In the proposed business model proposed by AWMPL in section B above, AWMPL in no event would earn more than what is contractually agreed with the client. Since AWMPL does not propose to retain any extra incentive, AWMPL believes that there cannot be any potential conflict of interest while offering different Financial Products to its clients. Further, according to AWMPL, such a proposal is in the interest of its clients as it is the clients who are expected to eventually benefit from such a proposal.

C. REQUEST

(1) Given the proposed business model and in light of the applicable legal provisions, AWMPL hereby seeks SEBI’s confirmation regarding the proposed business model whereby AWMPL retains distribution fee only to the extent of the client fee from its PMS clients, remits excess over client fee (if any) to the clients and recovers shortfall in client fee (if any) from the clients. The confirmation is sought in the form of a No Action Letter under paragraph 5 of the Scheme stating that the proposed business model will not be construed as a violation of Regulation 15(2) of SEBI’s Investment Advisers Regulations and of SEBI’s Circular no. SEBI / IMD / Cir. No. 8 / 174648 / 2009 dated August 27, 2009

(2) As this is a proprietary business model and would be easy to copy if made public, AWMPL requests SEBI to keep the same as strictly confidential.

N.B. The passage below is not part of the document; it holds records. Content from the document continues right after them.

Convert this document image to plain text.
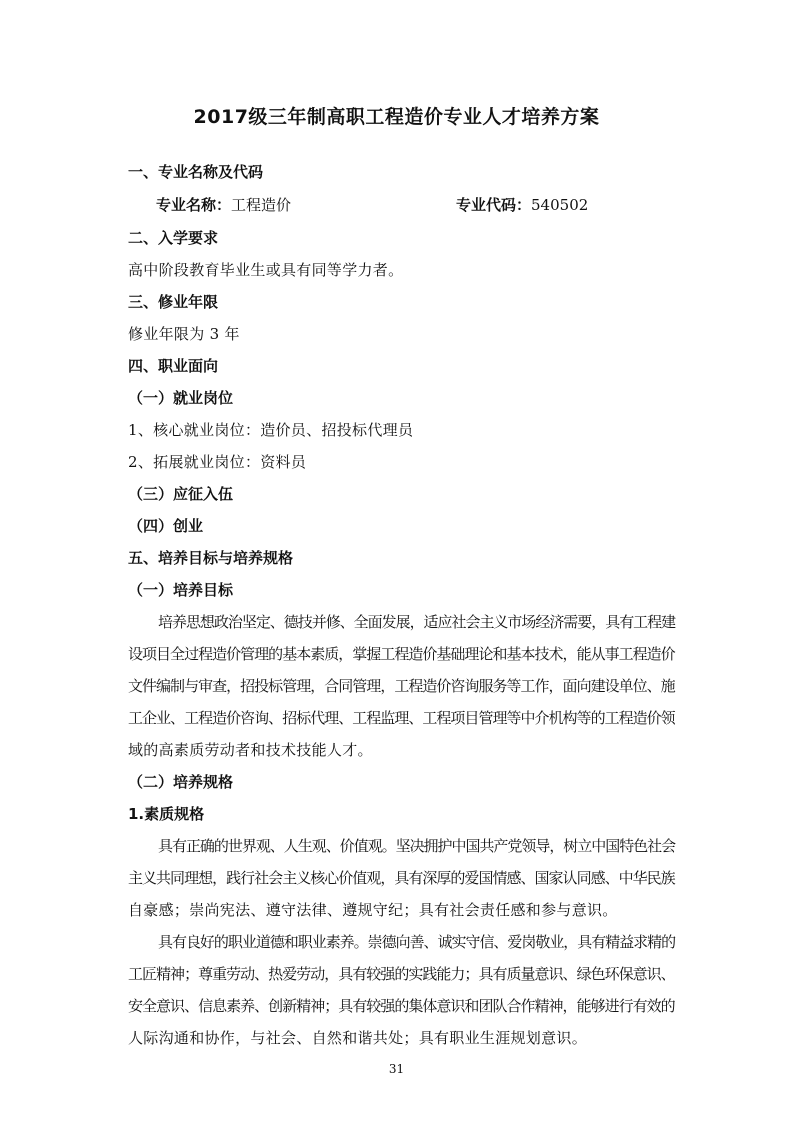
2017级三年制高职工程造价专业人才培养方案
一、专业名称及代码
专业名称：工程造价	专业代码：540502
二、入学要求
高中阶段教育毕业生或具有同等学力者。
三、修业年限
修业年限为 3 年
四、职业面向
（一）就业岗位
1、核心就业岗位：造价员、招投标代理员
2、拓展就业岗位：资料员
（三）应征入伍
（四）创业
五、培养目标与培养规格
（一）培养目标
培养思想政治坚定、德技并修、全面发展，适应社会主义市场经济需要，具有工程建
设项目全过程造价管理的基本素质，掌握工程造价基础理论和基本技术，能从事工程造价
文件编制与审查，招投标管理，合同管理，工程造价咨询服务等工作，面向建设单位、施
工企业、工程造价咨询、招标代理、工程监理、工程项目管理等中介机构等的工程造价领
域的高素质劳动者和技术技能人才。
（二）培养规格
1.素质规格
具有正确的世界观、人生观、价值观。坚决拥护中国共产党领导，树立中国特色社会
主义共同理想，践行社会主义核心价值观，具有深厚的爱国情感、国家认同感、中华民族
自豪感；崇尚宪法、遵守法律、遵规守纪；具有社会责任感和参与意识。
具有良好的职业道德和职业素养。崇德向善、诚实守信、爱岗敬业，具有精益求精的
工匠精神；尊重劳动、热爱劳动，具有较强的实践能力；具有质量意识、绿色环保意识、
安全意识、信息素养、创新精神；具有较强的集体意识和团队合作精神，能够进行有效的
人际沟通和协作，与社会、自然和谐共处；具有职业生涯规划意识。
31
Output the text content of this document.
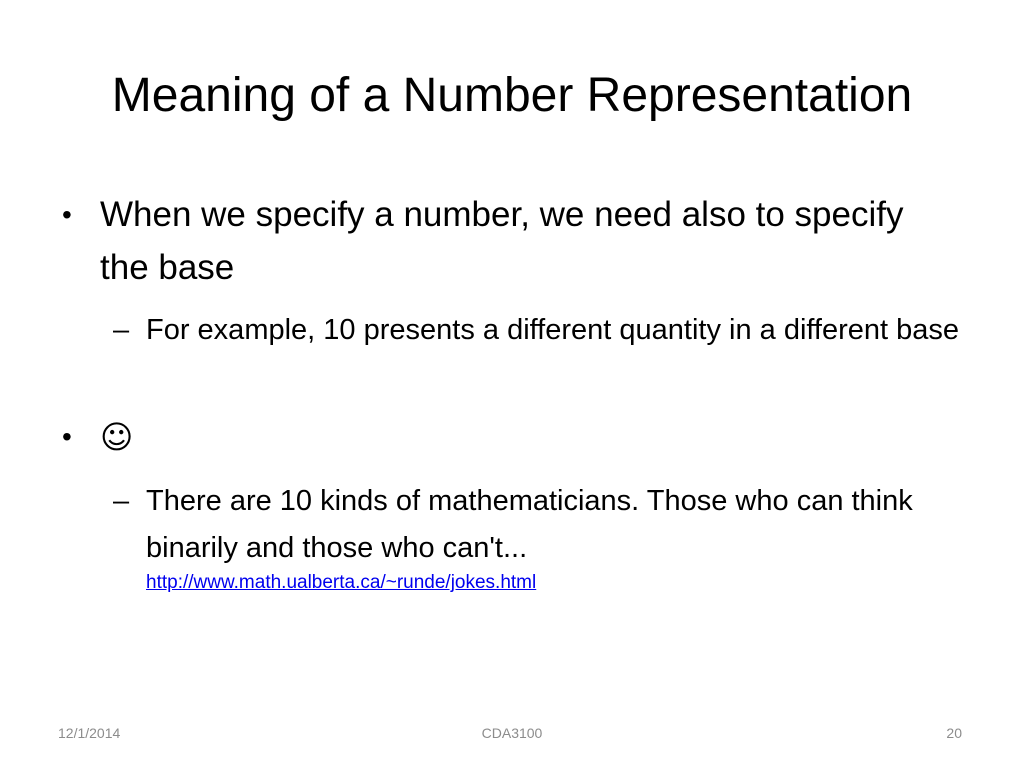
Meaning of a Number Representation
• When we specify a number, we need also to specify the base
– For example, 10 presents a different quantity in a different base
• ☺
– There are 10 kinds of mathematicians. Those who can think binarily and those who can't...
http://www.math.ualberta.ca/~runde/jokes.html
12/1/2014	CDA3100	20
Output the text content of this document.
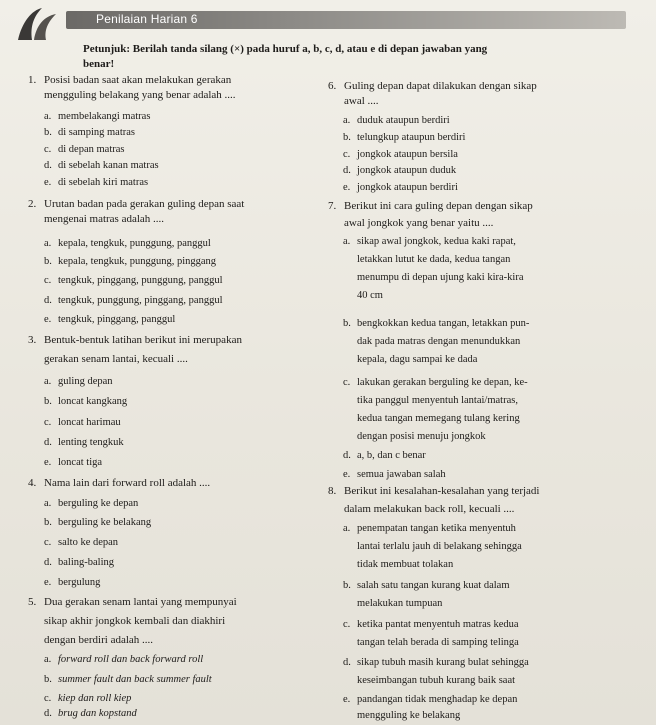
Penilaian Harian 6
Petunjuk: Berilah tanda silang (×) pada huruf a, b, c, d, atau e di depan jawaban yang
benar!
1. Posisi badan saat akan melakukan gerakan
mengguling belakang yang benar adalah ....
a. membelakangi matras
b. di samping matras
c. di depan matras
d. di sebelah kanan matras
e. di sebelah kiri matras
2. Urutan badan pada gerakan guling depan saat
mengenai matras adalah ....
a. kepala, tengkuk, punggung, panggul
b. kepala, tengkuk, punggung, pinggang
c. tengkuk, pinggang, punggung, panggul
d. tengkuk, punggung, pinggang, panggul
e. tengkuk, pinggang, panggul
3. Bentuk-bentuk latihan berikut ini merupakan
gerakan senam lantai, kecuali ....
a. guling depan
b. loncat kangkang
c. loncat harimau
d. lenting tengkuk
e. loncat tiga
4. Nama lain dari forward roll adalah ....
a. berguling ke depan
b. berguling ke belakang
c. salto ke depan
d. baling-baling
e. bergulung
5. Dua gerakan senam lantai yang mempunyai
sikap akhir jongkok kembali dan diakhiri
dengan berdiri adalah ....
a. forward roll dan back forward roll
b. summer fault dan back summer fault
c. kiep dan roll kiep
d. brug dan kopstand
6. Guling depan dapat dilakukan dengan sikap
awal ....
a. duduk ataupun berdiri
b. telungkup ataupun berdiri
c. jongkok ataupun bersila
d. jongkok ataupun duduk
e. jongkok ataupun berdiri
7. Berikut ini cara guling depan dengan sikap
awal jongkok yang benar yaitu ....
a. sikap awal jongkok, kedua kaki rapat,
letakkan lutut ke dada, kedua tangan
menumpu di depan ujung kaki kira-kira
40 cm
b. bengkokkan kedua tangan, letakkan pun-
dak pada matras dengan menundukkan
kepala, dagu sampai ke dada
c. lakukan gerakan berguling ke depan, ke-
tika panggul menyentuh lantai/matras,
kedua tangan memegang tulang kering
dengan posisi menuju jongkok
d. a, b, dan c benar
e. semua jawaban salah
8. Berikut ini kesalahan-kesalahan yang terjadi
dalam melakukan back roll, kecuali ....
a. penempatan tangan ketika menyentuh
lantai terlalu jauh di belakang sehingga
tidak membuat tolakan
b. salah satu tangan kurang kuat dalam
melakukan tumpuan
c. ketika pantat menyentuh matras kedua
tangan telah berada di samping telinga
d. sikap tubuh masih kurang bulat sehingga
keseimbangan tubuh kurang baik saat
e. pandangan tidak menghadap ke depan
mengguling ke belakang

(3) A copy of the Circular is annexed hereto for your ready reference.

(4) We sincerely trust that the above information meets your application requirements and look forward to receiving your reply to the above at the earliest, which shall be critical for our business plan.

Enclosed herewith is the demand draft for a sum of Rs. 25,000/- dated April 8, 2015 drawn on Citibank payable to SEBI, Mumbai.

Should you need any further information, please feel free to contact the undersigned on [+919004669630] or [email protected] at AWMPL.